I thought that pushing a plug down in the bars and pouring melted lead to fill the bar ends full.
I think this will work better than lead shot.
It will weigh more and not turn to powder as shot can.
Leo
 
...I thought that pushing a plug down in the bars and pouring melted lead to fill the bar ends full.
I think this will work better than lead shot.
It will weigh more and not turn to powder as shot can.
Leo

I've thought about that. Have plenty of lead (for makin' musket balls). If/when I can get a handlebar similar to my stocker, maybe 1"-2" narrower, I can give it a try. Current stock bars have steel slugs in 'em.
 
I don't know for sure just how those end weights are installed.
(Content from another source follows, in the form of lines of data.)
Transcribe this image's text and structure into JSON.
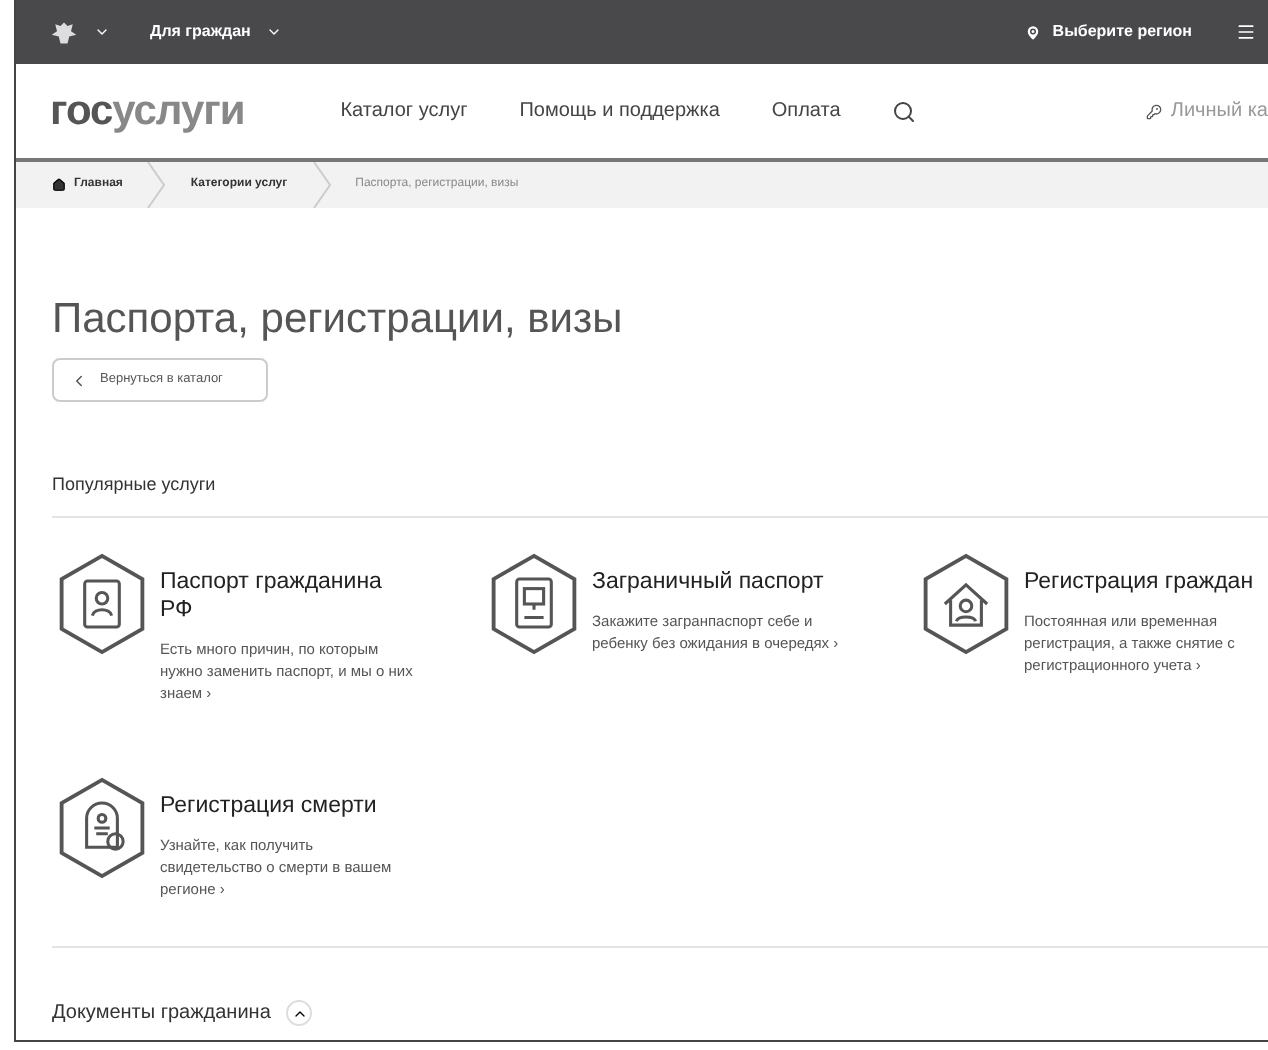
{
  "top_bar": {
    "menu_label": "Для граждан",
    "region": "Выберите регион"
  },
  "header": {
    "logo": {
      "dark_part": "гос",
      "light_part": "услуги"
    },
    "nav": [
      "Каталог услуг",
      "Помощь и поддержка",
      "Оплата"
    ],
    "account": "Личный ка"
  },
  "breadcrumbs": [
    "Главная",
    "Категории услуг",
    "Паспорта, регистрации, визы"
  ],
  "title": "Паспорта, регистрации, визы",
  "back_button": "Вернуться в каталог",
  "popular": {
    "heading": "Популярные услуги",
    "services": [
      {
        "kind": "id-card",
        "title": "Паспорт гражданина РФ",
        "description": "Есть много причин, по которым нужно заменить паспорт, и мы о них знаем ›"
      },
      {
        "kind": "passport",
        "title": "Заграничный паспорт",
        "description": "Закажите загранпаспорт себе и ребенку без ожидания в очередях ›"
      },
      {
        "kind": "house",
        "title": "Регистрация граждан",
        "description": "Постоянная или временная регистрация, а также снятие с регистрационного учета ›"
      },
      {
        "kind": "certificate",
        "title": "Регистрация смерти",
        "description": "Узнайте, как получить свидетельство о смерти в вашем регионе ›"
      }
    ]
  },
  "section": {
    "title": "Документы гражданина",
    "expanded": true
  }
}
They might be a lot like the ones of my 75 and are held in place by O-rings. Can they be pushed in? If so you might try drilling and tapping a hole in the weight and using a bolt in the hole and pull them out.
I cast boolits for my handguns and rifles. So I have plenty of lead around to try. As it is now the vibes with properly tuned engine are minimal. The 750 kit in the 75 cuts the higher rpm vibes back to be about the same as the low rpm vibes. So I haven't felt the need to, except just to see the effect.
Leo
 
A lot of you guys are missing the mark on vibration damping. It's not sheer mass that you should be after, but TUNED mass. Tom has it right, as do the bike manufacturers that put weights in only the end of the bar.

The goal is to provide a mass capable of vibrating at the same frequency as the bars, but in the opposite phase. Tom's idea is one of the better ones. The vinyl tubing does not fit tightly in the bars, and allows some movement. The lead shot adds mass. The tubing is then free to vibrate by itself, somewhat independent of the bars. If the mass is even close, it will tend to move with a delay, meaning; 1/the bar will push up on the tubing, 2/the tubing and shot will absorb that momentum, 3/the bar will reach its apex of movement and stop, 4/the tubing will use the absorbed momentum to begin moving up, 5/the bar will move down, and encounter the tubing and shot moving up against it. This cycle repeats. This is tuned mass damping.

Simply increasing the mass of the bars (solid steel stock, lead-cast inside bars, etc.) will not counteract the vibration of the bars. What it will do is move the resonant frequency of the bars outside of the range of vibrations present in engine. While it will help a good bit, its not as effective as a properly tuned mass damper.

Please don't take this as criticism of anyone's ideas or efforts. Just offering my limited insight. :)

oh, and the mass is most effective at the point in the bars that react the most, i.e., the ends of the bars. Mass near the center doesn't do much.